Important issues, especially ones where it's important to have a permanent recording, are handled on forum. Our spread across timezones and the necessity to make the posts more formal and concise than a freely flowing dialogue on IRC make having actual discussion on forum very clunky. One could say that forum is for longevity and IRC is for dynamic discussion. Many one-on-one conversations are held with instant messenging over MSN, often mixed with bantering about unrelated things, as many of us like just chatting with each other too. A key thing to understand here is that we all are unique. Some devs are way more passive than others, some talk only about certain things, and everyone has their own unique personality. Over time, devs have managed more or less to learn the best ways to communicate with others, but I can't say that we have it perfect by any means. Often there are conflicts of personality, misunderstandings and friction. There are some devs who barely ever talk to some other devs. In short, the network we form is not a perfect one, where everyone is connected to everyone else, rather everyone is connected to the devs they need to be, and to the devs they want to be connected to (Perhaps someone should do a 4LS relationship chart, hahaha). This also is a case of organic growth, evolution and adaptation. Everyone has managed to find their own niche in the dev team.
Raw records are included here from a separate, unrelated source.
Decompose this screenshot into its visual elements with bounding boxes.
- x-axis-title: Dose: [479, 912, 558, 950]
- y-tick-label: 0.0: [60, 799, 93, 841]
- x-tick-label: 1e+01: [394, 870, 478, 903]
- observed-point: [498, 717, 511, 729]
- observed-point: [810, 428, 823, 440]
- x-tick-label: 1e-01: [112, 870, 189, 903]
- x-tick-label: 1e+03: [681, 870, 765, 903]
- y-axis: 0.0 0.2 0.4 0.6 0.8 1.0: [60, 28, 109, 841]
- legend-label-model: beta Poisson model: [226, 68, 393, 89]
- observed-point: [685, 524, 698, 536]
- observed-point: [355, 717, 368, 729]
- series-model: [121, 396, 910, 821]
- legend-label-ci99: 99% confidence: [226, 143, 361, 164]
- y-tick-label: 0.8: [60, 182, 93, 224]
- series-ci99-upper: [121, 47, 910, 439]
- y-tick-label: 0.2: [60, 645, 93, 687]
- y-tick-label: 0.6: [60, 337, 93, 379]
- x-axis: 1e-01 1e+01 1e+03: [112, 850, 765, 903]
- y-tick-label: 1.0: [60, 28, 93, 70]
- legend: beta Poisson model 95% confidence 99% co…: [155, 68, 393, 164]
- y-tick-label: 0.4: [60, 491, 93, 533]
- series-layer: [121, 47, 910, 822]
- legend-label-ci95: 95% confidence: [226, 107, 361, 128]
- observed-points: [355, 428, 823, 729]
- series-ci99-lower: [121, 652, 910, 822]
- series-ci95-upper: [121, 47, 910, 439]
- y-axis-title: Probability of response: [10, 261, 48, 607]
SVN is a version control system that allows all 15+ of 4LS devs to work on the same project simultaneously. Basically, it holds the master version of KS (as well as a memory of all previous versions, called revisions) and makes sure that all devs are kept up to date when new work is done. We average around 60-80 revisions per month, which means that new material or improvements/fixes on the KS project happen about two or three times every day. Naturally this is not an even distribution, sometimes nothing is changed for a week or so, and on the other hand for instance the week before Act 1 was released we were working at around 15-20 revisions per day.
Trac is a tool that is used by far the least, but it's invaluable near releases. It's a tool that keeps track of assignments, bugs, issues and problems, basically a huge TO DO-list. We feed it with everything that bothers us and needs fixing, and it tells us what everyone has to do before KS is done and can be released. It also has a wiki, but we barely use it, because of an interesting (and totally horrible, never ever do this on your own project) aspect of KS project: its documentation. A vast, vast majority of information of how the setting, characters, working methods, how ANYTHING works is not written down anywhere, in some neat documentation files. Instead all of that knowledge is shared between us devs, in a hivemind of sorts that has been growing for years now. As an example, there is not a single character with an official, written biography, but the devs to whom that information is relevant have it memorized, somewhere in their heads.
I looked at what I just wrote, and heaved a sigh. Once again, I think I ended up just talking about the superficial aspects, the mechanical way of how everything happens, and completely failed to really grasp the essence of this group. Maybe it's just proper. In reality, every day is different, every week something new comes up, every month something goes wrong in a catastrophic and spectacular way. But we go with the flow in our own way, holding ourselves together, working together, laughing together, mocking each other, getting angry at each other, because this is the only way we know.